# Tank Setup Is Final



## Phantom_Cichlid (Jul 3, 2006)

Here it is.

4 Kribs
1 or 2 CAE
4 Caves
1 Piece of driftwood
Pure black stones

Also any suggestions would be of much help.


----------



## Damon (Jan 18, 2005)

Tank size?


----------



## Phantom_Cichlid (Jul 3, 2006)

Its a 20 gallon


----------



## Damon (Jan 18, 2005)

Sorry to be a PITA but is it a standard 20 gallon, 20 long, or 20 high?


----------



## Jojo (Apr 11, 2006)

Don't CAE get to big for a 20g? or is that SAE?


----------



## Phantom_Cichlid (Jul 3, 2006)

I have no clue what a PITA is, the tank is a 20 gallon ling i believe its the one from wally world


----------



## bosh (Aug 25, 2006)

I think its actually P.E.T.A.
"people for the ethical treatment of animals"
but that makes no sence so im an idiot


----------



## Phantom_Cichlid (Jul 3, 2006)

IDK either but what ever it is it sure does have alot of words in it. This stinks i was only going to have to buy 2 Kribs not i gots to buy 3


----------



## Guest (Aug 28, 2006)

PITA is "pain in the ..." You get the picture...hopefully.
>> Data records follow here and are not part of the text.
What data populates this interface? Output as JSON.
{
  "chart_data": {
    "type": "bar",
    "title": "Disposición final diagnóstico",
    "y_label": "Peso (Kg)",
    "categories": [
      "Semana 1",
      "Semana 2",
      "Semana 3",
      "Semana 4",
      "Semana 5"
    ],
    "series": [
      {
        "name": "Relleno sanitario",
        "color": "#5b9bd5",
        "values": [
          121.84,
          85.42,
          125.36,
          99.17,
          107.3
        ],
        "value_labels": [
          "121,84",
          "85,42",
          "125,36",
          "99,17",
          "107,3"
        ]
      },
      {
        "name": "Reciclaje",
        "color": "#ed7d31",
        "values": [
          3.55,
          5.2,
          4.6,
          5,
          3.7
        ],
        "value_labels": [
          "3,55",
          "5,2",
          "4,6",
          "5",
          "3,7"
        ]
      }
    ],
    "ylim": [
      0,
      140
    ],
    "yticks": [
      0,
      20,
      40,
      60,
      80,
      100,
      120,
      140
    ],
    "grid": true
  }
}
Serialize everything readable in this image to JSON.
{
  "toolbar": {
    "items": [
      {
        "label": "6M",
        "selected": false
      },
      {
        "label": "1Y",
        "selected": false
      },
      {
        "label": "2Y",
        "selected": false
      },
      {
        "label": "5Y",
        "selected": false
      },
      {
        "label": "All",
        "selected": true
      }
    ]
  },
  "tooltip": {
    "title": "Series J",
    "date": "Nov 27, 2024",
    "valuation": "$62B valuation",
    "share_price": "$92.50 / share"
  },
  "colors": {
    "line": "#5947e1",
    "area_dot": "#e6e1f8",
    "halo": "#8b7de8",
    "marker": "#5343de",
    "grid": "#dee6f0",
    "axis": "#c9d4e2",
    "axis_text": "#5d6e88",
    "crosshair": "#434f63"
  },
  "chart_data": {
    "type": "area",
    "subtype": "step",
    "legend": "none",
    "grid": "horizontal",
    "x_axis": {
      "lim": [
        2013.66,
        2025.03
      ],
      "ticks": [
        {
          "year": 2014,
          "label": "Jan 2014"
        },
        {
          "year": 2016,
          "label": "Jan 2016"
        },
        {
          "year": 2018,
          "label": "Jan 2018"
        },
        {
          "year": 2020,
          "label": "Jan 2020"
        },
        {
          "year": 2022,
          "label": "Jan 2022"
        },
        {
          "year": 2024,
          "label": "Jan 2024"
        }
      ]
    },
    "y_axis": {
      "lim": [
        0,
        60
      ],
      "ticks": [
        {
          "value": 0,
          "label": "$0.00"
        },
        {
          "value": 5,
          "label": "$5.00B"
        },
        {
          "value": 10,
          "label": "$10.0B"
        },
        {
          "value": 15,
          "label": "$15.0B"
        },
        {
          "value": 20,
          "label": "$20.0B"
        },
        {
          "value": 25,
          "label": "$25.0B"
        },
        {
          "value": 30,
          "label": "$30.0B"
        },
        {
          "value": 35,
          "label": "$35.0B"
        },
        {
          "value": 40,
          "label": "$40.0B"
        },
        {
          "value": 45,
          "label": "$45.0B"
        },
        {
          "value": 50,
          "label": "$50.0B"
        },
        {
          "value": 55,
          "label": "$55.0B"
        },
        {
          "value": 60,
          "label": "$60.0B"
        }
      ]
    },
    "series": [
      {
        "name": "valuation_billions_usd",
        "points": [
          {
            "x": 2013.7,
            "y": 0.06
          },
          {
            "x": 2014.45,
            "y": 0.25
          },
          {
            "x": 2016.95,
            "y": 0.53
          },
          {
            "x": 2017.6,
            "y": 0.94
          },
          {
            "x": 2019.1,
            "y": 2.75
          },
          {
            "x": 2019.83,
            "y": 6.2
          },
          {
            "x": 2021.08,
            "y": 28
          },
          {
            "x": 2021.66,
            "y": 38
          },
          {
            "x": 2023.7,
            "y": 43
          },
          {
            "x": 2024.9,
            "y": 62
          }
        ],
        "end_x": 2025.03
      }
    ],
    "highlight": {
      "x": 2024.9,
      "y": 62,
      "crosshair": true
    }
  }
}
> This stinks i was only going to have to buy 2 Kribs not i gots to buy 3


Why is that?

I do believe CAEs get too large for a 20g. They get around 8 inches and get more carnivorous and aggressive as they get older. The Kribs could probably handle them, but they would most likely eat fry if you plan on breeding. And they will outgrow a 20g, so they are out.

If you want something for algae, go with otos....but make sure you have visible algae before you get them.


----------



## Phantom_Cichlid (Jul 3, 2006)

im not sure i think it is a standard to correct myself from a previuos post, i have to get 3 cause my female was killed by my male


----------